I have a table that I am trying to get a random number from:
//Fruits
id | FruitName
----------------
2 | Banana
3 | Apple
4 | Orange
6 | Grape
7 | Plum
8 | Lime
10 | Kiwi
The problem is because of the inconsistencies (note: ids 1, 5, and 9 are missing), writing the following statement will not work (even if written properly):
Random.Next(someLinq.id).First(), (samelinq.id).Last())
How would I get a random number from the numbers available?

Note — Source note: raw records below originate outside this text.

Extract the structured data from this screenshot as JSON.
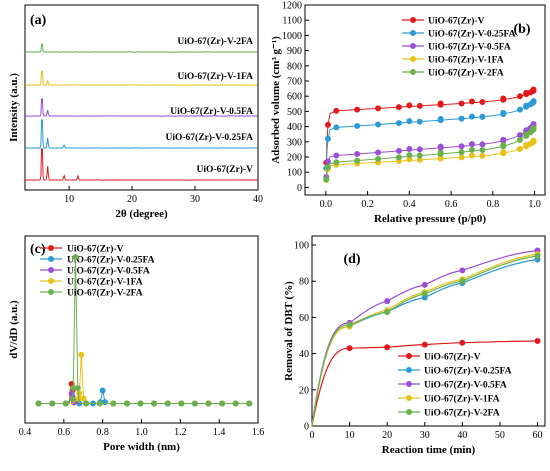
{
  "chart_data": [
    {
      "id": "a",
      "type": "line",
      "panel_label": "(a)",
      "xlabel": "2θ (degree)",
      "ylabel": "Intensity (a.u.)",
      "xlim": [
        3,
        40
      ],
      "xticks": [
        10,
        20,
        30,
        40
      ],
      "series": [
        {
          "name": "UiO-67(Zr)-V",
          "color": "#e31a1c",
          "peaks": [
            [
              5.7,
              1.0
            ],
            [
              6.6,
              0.35
            ],
            [
              9.2,
              0.12
            ],
            [
              11.4,
              0.1
            ]
          ],
          "noise": 0.04
        },
        {
          "name": "UiO-67(Zr)-V-0.25FA",
          "color": "#2b9bd6",
          "peaks": [
            [
              5.7,
              0.9
            ],
            [
              6.6,
              0.25
            ],
            [
              9.2,
              0.08
            ]
          ],
          "noise": 0.05
        },
        {
          "name": "UiO-67(Zr)-V-0.5FA",
          "color": "#9a4fd6",
          "peaks": [
            [
              5.7,
              0.55
            ],
            [
              6.6,
              0.15
            ]
          ],
          "noise": 0.05
        },
        {
          "name": "UiO-67(Zr)-V-1FA",
          "color": "#e8c21a",
          "peaks": [
            [
              5.7,
              0.45
            ],
            [
              6.6,
              0.12
            ]
          ],
          "noise": 0.06
        },
        {
          "name": "UiO-67(Zr)-V-2FA",
          "color": "#6ab04c",
          "peaks": [
            [
              5.7,
              0.25
            ]
          ],
          "noise": 0.07
        }
      ]
    },
    {
      "id": "b",
      "type": "line",
      "panel_label": "(b)",
      "xlabel": "Relative pressure (p/p0)",
      "ylabel": "Adsorbed volume (cm³ g⁻¹)",
      "xlim": [
        -0.1,
        1.05
      ],
      "ylim": [
        -50,
        1200
      ],
      "xticks": [
        0.0,
        0.2,
        0.4,
        0.6,
        0.8,
        1.0
      ],
      "yticks": [
        0,
        100,
        200,
        300,
        400,
        500,
        600,
        700,
        800,
        900,
        1000,
        1100,
        1200
      ],
      "legend_position": "top-right",
      "series": [
        {
          "name": "UiO-67(Zr)-V",
          "color": "#e31a1c",
          "y0": 30,
          "plateau": 470,
          "slope": 80,
          "end_rise": 60
        },
        {
          "name": "UiO-67(Zr)-V-0.25FA",
          "color": "#2b9bd6",
          "y0": 20,
          "plateau": 370,
          "slope": 95,
          "end_rise": 80
        },
        {
          "name": "UiO-67(Zr)-V-0.5FA",
          "color": "#9a4fd6",
          "y0": 15,
          "plateau": 190,
          "slope": 100,
          "end_rise": 110
        },
        {
          "name": "UiO-67(Zr)-V-1FA",
          "color": "#e8c21a",
          "y0": 10,
          "plateau": 135,
          "slope": 80,
          "end_rise": 80
        },
        {
          "name": "UiO-67(Zr)-V-2FA",
          "color": "#6ab04c",
          "y0": 10,
          "plateau": 150,
          "slope": 110,
          "end_rise": 120
        }
      ]
    },
    {
      "id": "c",
      "type": "line",
      "panel_label": "(c)",
      "xlabel": "Pore width (nm)",
      "ylabel": "dV/dD (a.u.)",
      "xlim": [
        0.4,
        1.6
      ],
      "ylim": [
        0,
        1.15
      ],
      "xticks": [
        0.4,
        0.6,
        0.8,
        1.0,
        1.2,
        1.4,
        1.6
      ],
      "legend_position": "top-left",
      "series": [
        {
          "name": "UiO-67(Zr)-V",
          "color": "#e31a1c",
          "peaks": [
            [
              0.64,
              0.12
            ]
          ]
        },
        {
          "name": "UiO-67(Zr)-V-0.25FA",
          "color": "#2b9bd6",
          "peaks": [
            [
              0.8,
              0.08
            ]
          ]
        },
        {
          "name": "UiO-67(Zr)-V-0.5FA",
          "color": "#9a4fd6",
          "peaks": [
            [
              0.64,
              0.06
            ]
          ]
        },
        {
          "name": "UiO-67(Zr)-V-1FA",
          "color": "#e8c21a",
          "peaks": [
            [
              0.69,
              0.3
            ]
          ]
        },
        {
          "name": "UiO-67(Zr)-V-2FA",
          "color": "#6ab04c",
          "peaks": [
            [
              0.66,
              0.9
            ]
          ]
        }
      ]
    },
    {
      "id": "d",
      "type": "line",
      "panel_label": "(d)",
      "xlabel": "Reaction time (min)",
      "ylabel": "Removal of DBT (%)",
      "xlim": [
        0,
        62
      ],
      "ylim": [
        0,
        105
      ],
      "xticks": [
        0,
        10,
        20,
        30,
        40,
        50,
        60
      ],
      "yticks": [
        0,
        20,
        40,
        60,
        80,
        100
      ],
      "legend_position": "bottom-right",
      "x": [
        10,
        20,
        30,
        40,
        60
      ],
      "series": [
        {
          "name": "UiO-67(Zr)-V",
          "color": "#e31a1c",
          "values": [
            43,
            43.5,
            45,
            46,
            47
          ]
        },
        {
          "name": "UiO-67(Zr)-V-0.25FA",
          "color": "#2b9bd6",
          "values": [
            55,
            63,
            71,
            79,
            92
          ]
        },
        {
          "name": "UiO-67(Zr)-V-0.5FA",
          "color": "#9a4fd6",
          "values": [
            57,
            69,
            78,
            86,
            97
          ]
        },
        {
          "name": "UiO-67(Zr)-V-1FA",
          "color": "#e8c21a",
          "values": [
            55,
            64,
            74,
            81,
            95
          ]
        },
        {
          "name": "UiO-67(Zr)-V-2FA",
          "color": "#6ab04c",
          "values": [
            56,
            63,
            73,
            80,
            94
          ]
        }
      ]
    }
  ]
}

You can simply use the count of the items as the max random number, and then select a random item by index:
var random = new Random();
var items = new List<int> {2, 3, 4, 6, 7, 8, 10};
var randomItem = items[random.Next(items.Count)];
Or, in your case (and assuming you are getting a list of Fruit items which contain an Id property):
var items = new List<Fruit>
{
new Fruit {Id = 2, Name = "Banana"},
new Fruit {Id = 3, Name = "Apple"},
new Fruit {Id = 4, Name = "Orange"},
new Fruit {Id = 6, Name = "Grape"},
new Fruit {Id = 7, Name = "Plum"},
new Fruit {Id = 8, Name = "Lime"},
new Fruit {Id = 10, Name = "Kiwi"}
};
var random = new Random();
var randomItem = items[random.Next(items.Count)];
Console.WriteLine("Randomly chose fruit: Id = {0}, Name = {1}",
randomItem.Id, randomItem.Name);
you can add all numbers in a array after you can create a random with array's lengt and you can use this number as index of number in the array
int[] array = new int[]{2,3,4,6,7,8,10};
Random rnd = new Random();
int randomIndex = rnd.Next(0,array.length);
var x = array[randomIndex];
And you can do what you want with this x variable
How about something like this?
// get the count
var count = context.Fruits.Count();
// generate a random fruit index
var random = new Random().Next(count);
// skip by random
var randomFruit = context.Fruits
.Skip(random)
.Take(1)
.FirstOrDefault();
For a statitstical and cryptographically absolutely not correct random value you could go with
var randomId = resultOfDbLinqQuery
.OrderBy(e => Guid.NewGuid())
.First()
.Select(item = item.id);